El argentino le dio los tres puntos a los de Simeone
El pellizco de Abqar a Sorloth en sus partes que le costó la roja directa con el VAR
El partido del Atlético de Madrid ante el Getafe CF fue, en realidad, una pequeña historia con dos protagonistas claros. Primero apareció el trueno. Después, el escudo. El trueno fue el disparo de Nahuel Molina. El escudo, los guantes de Juan Musso. Entre ambos escribieron el guion de una victoria rojiblanca en el Riyadh Air Metropolitano que empezó con un gol espectacular y terminó con el equipo resistiendo el empuje final azulón.

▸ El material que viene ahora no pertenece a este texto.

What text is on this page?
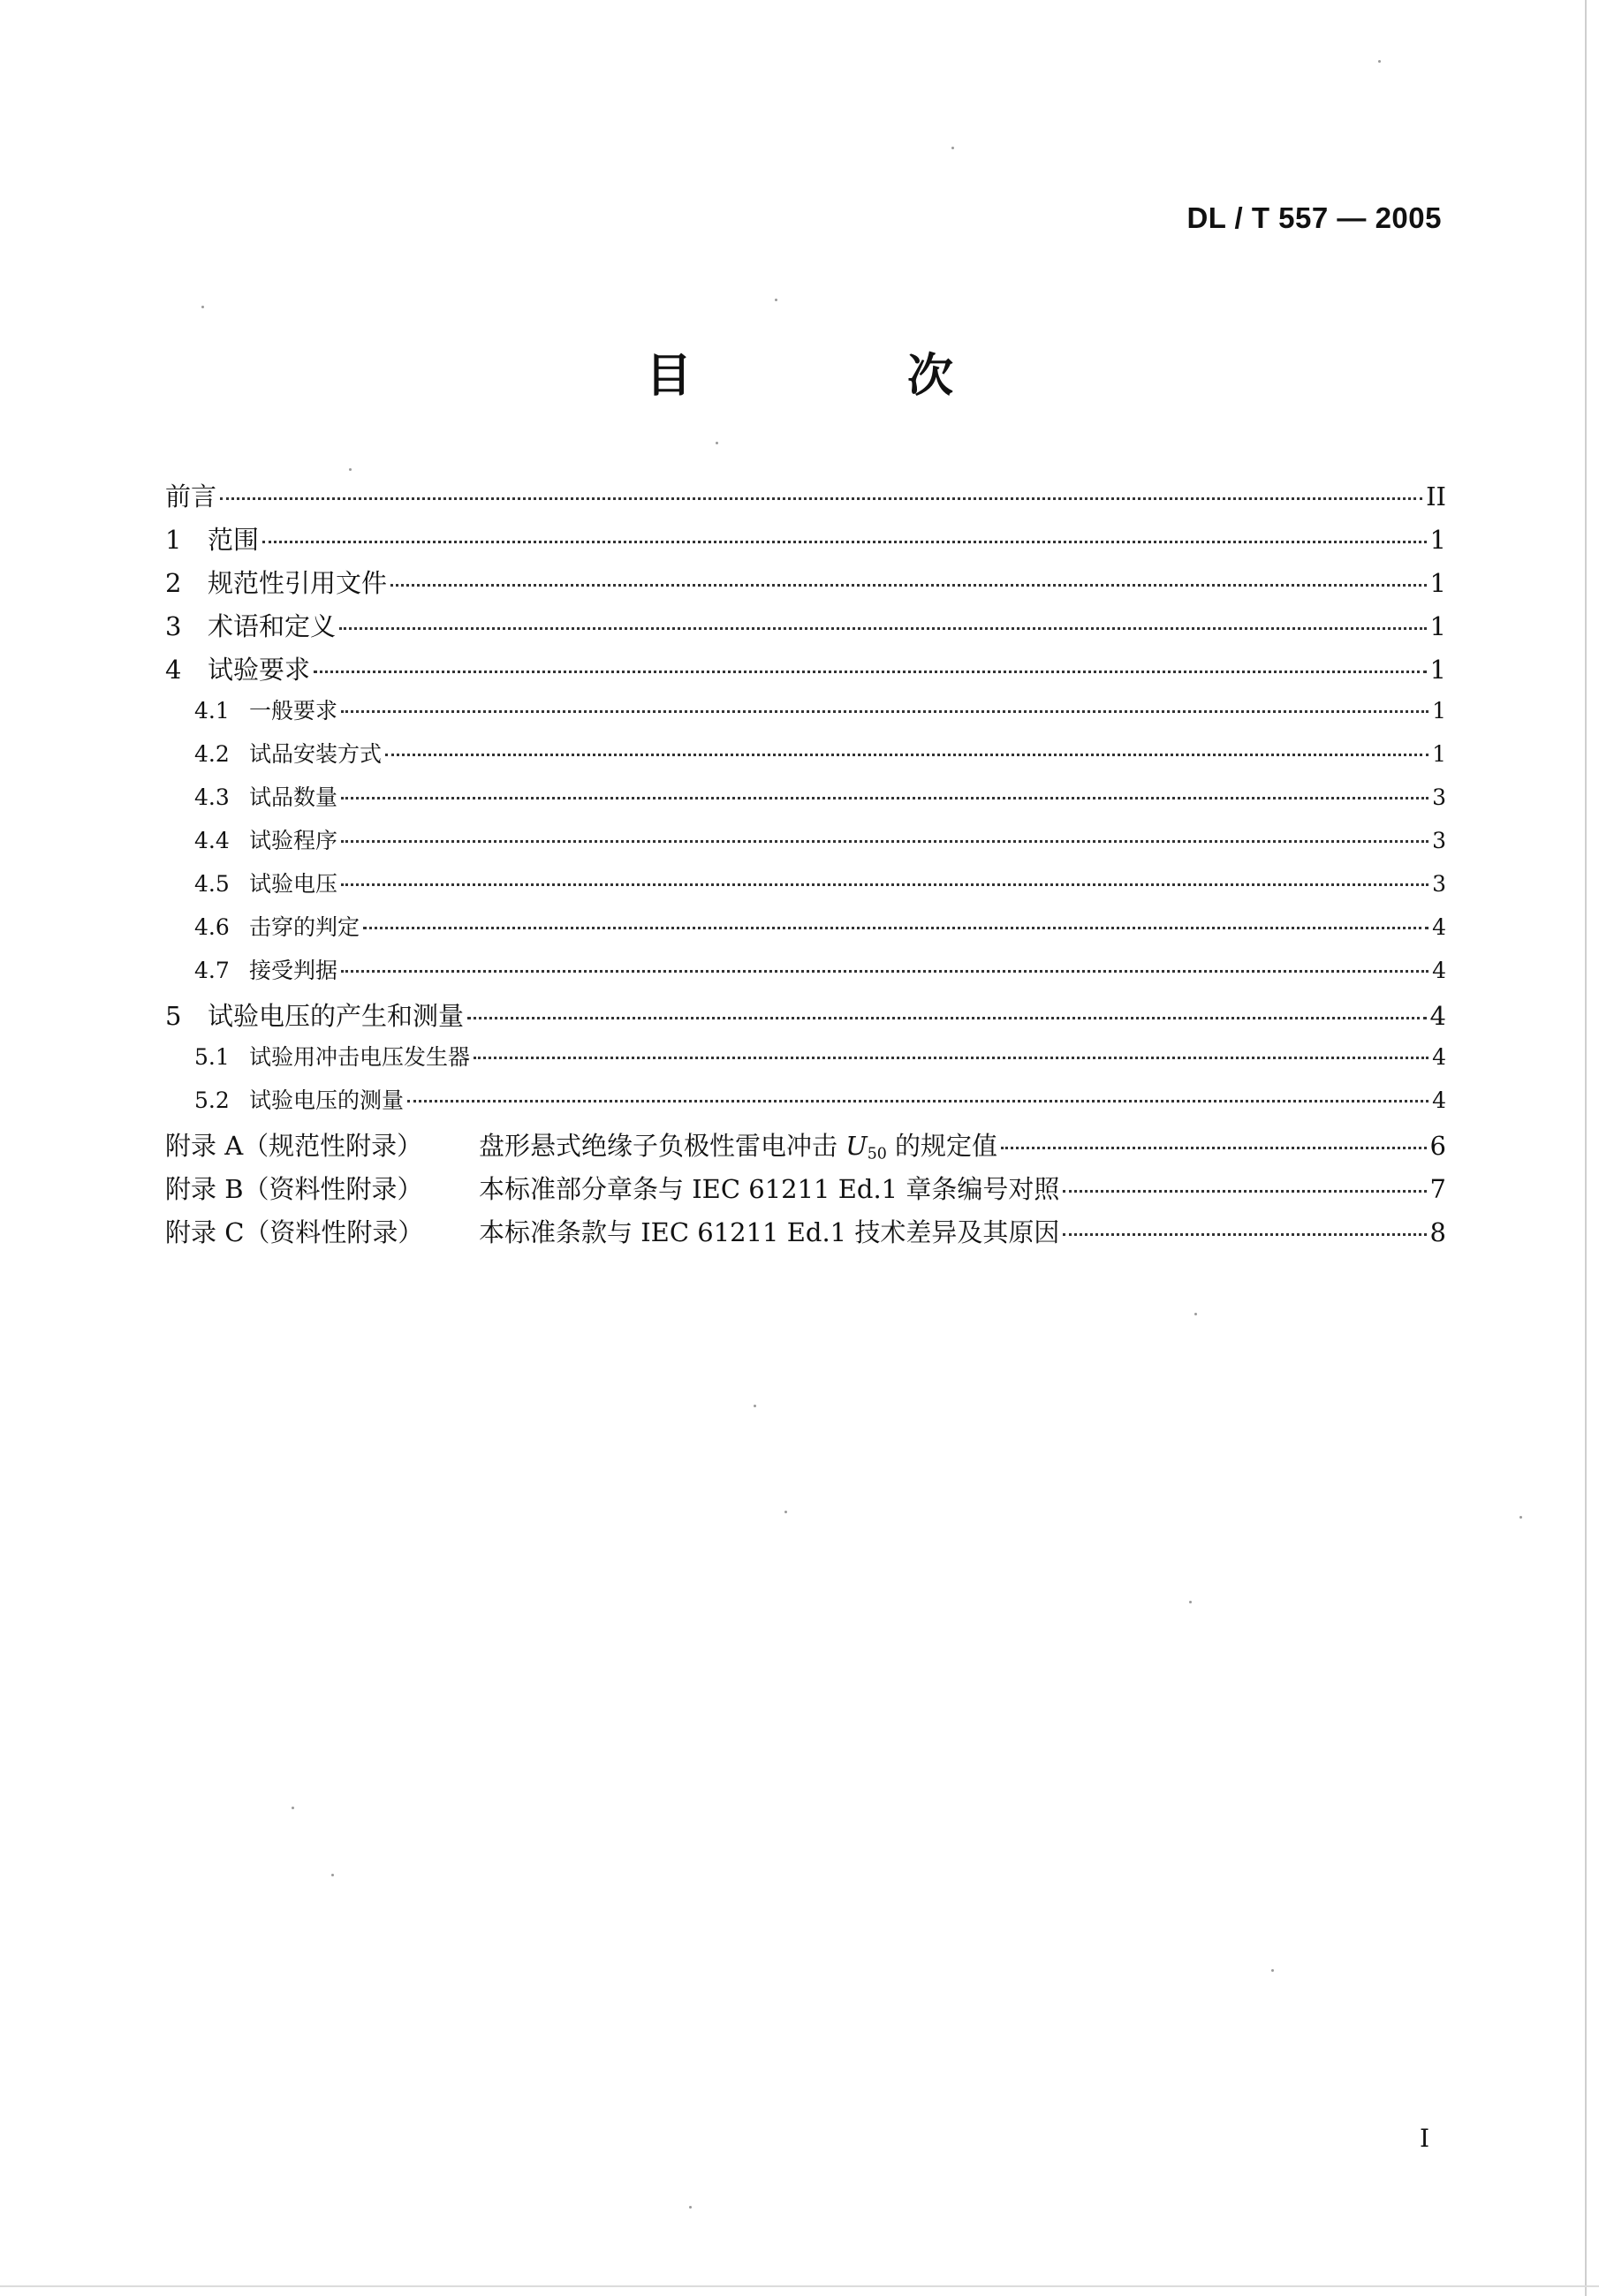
DL / T 557 — 2005
目　次
前言	II
1	范围	1
2	规范性引用文件	1
3	术语和定义	1
4	试验要求	1
4.1 一般要求	1
4.2 试品安装方式	1
4.3 试品数量	3
4.4 试验程序	3
4.5 试验电压	3
4.6 击穿的判定	4
4.7 接受判据	4
5	试验电压的产生和测量	4
5.1 试验用冲击电压发生器	4
5.2 试验电压的测量	4
附录 A（规范性附录）	盘形悬式绝缘子负极性雷电冲击 $U_{50}$ 的规定值	6
附录 B（资料性附录）	本标准部分章条与 IEC 61211 Ed.1 章条编号对照	7
附录 C（资料性附录）	本标准条款与 IEC 61211 Ed.1 技术差异及其原因	8
I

El cañonazo de Molina que encendió el Metropolitano
El Atlético había salido dominante, empujando al Getafe hacia su propio campo, moviendo el balón de lado a lado como quien busca una grieta en una muralla.
Y entonces apareció Molina. El lateral argentino recuperó un balón y, sin pensarlo demasiado, armó la pierna desde lejos. El disparo fue un misil: potente, seco, directo a la red. David Soria apenas pudo seguir la trayectoria con la mirada mientras el balón se colaba en la portería.
El Metropolitano rugió. No solo por el gol, sino por la forma. Un golpe de autoridad que parecía abrir el camino para una tarde tranquila.
Musso levanta el muro cuando el partido se rompe
Pero el fútbol rara vez es tan sencillo. El Getafe fue creciendo con el paso de los minutos, incluso después de quedarse con diez jugadores por la expulsión de Abdel Abqar. Y cuando el partido entró en su tramo final, el encuentro se convirtió en una prueba de resistencia.
Ahí apareció Musso. Primero salió con valentía para tapar un mano a mano peligrosísimo ante Luis Milla. Después volvió a mostrarse firme en balones aéreos y acciones rápidas en el área. Cada intervención suya era como poner un ladrillo más en el muro rojiblanco.
Mientras tanto, el Atlético también rozó el segundo gol: Antoine Griezmann se encontró con una gran parada de Soria y el posterior remate de Julián Álvarez fue despejado casi sobre la línea por Domingos Duarte.
Nueve minutos de añadido después, el guion estaba claro: Molina había encendido la historia y Musso se encargó de que tuviera final feliz.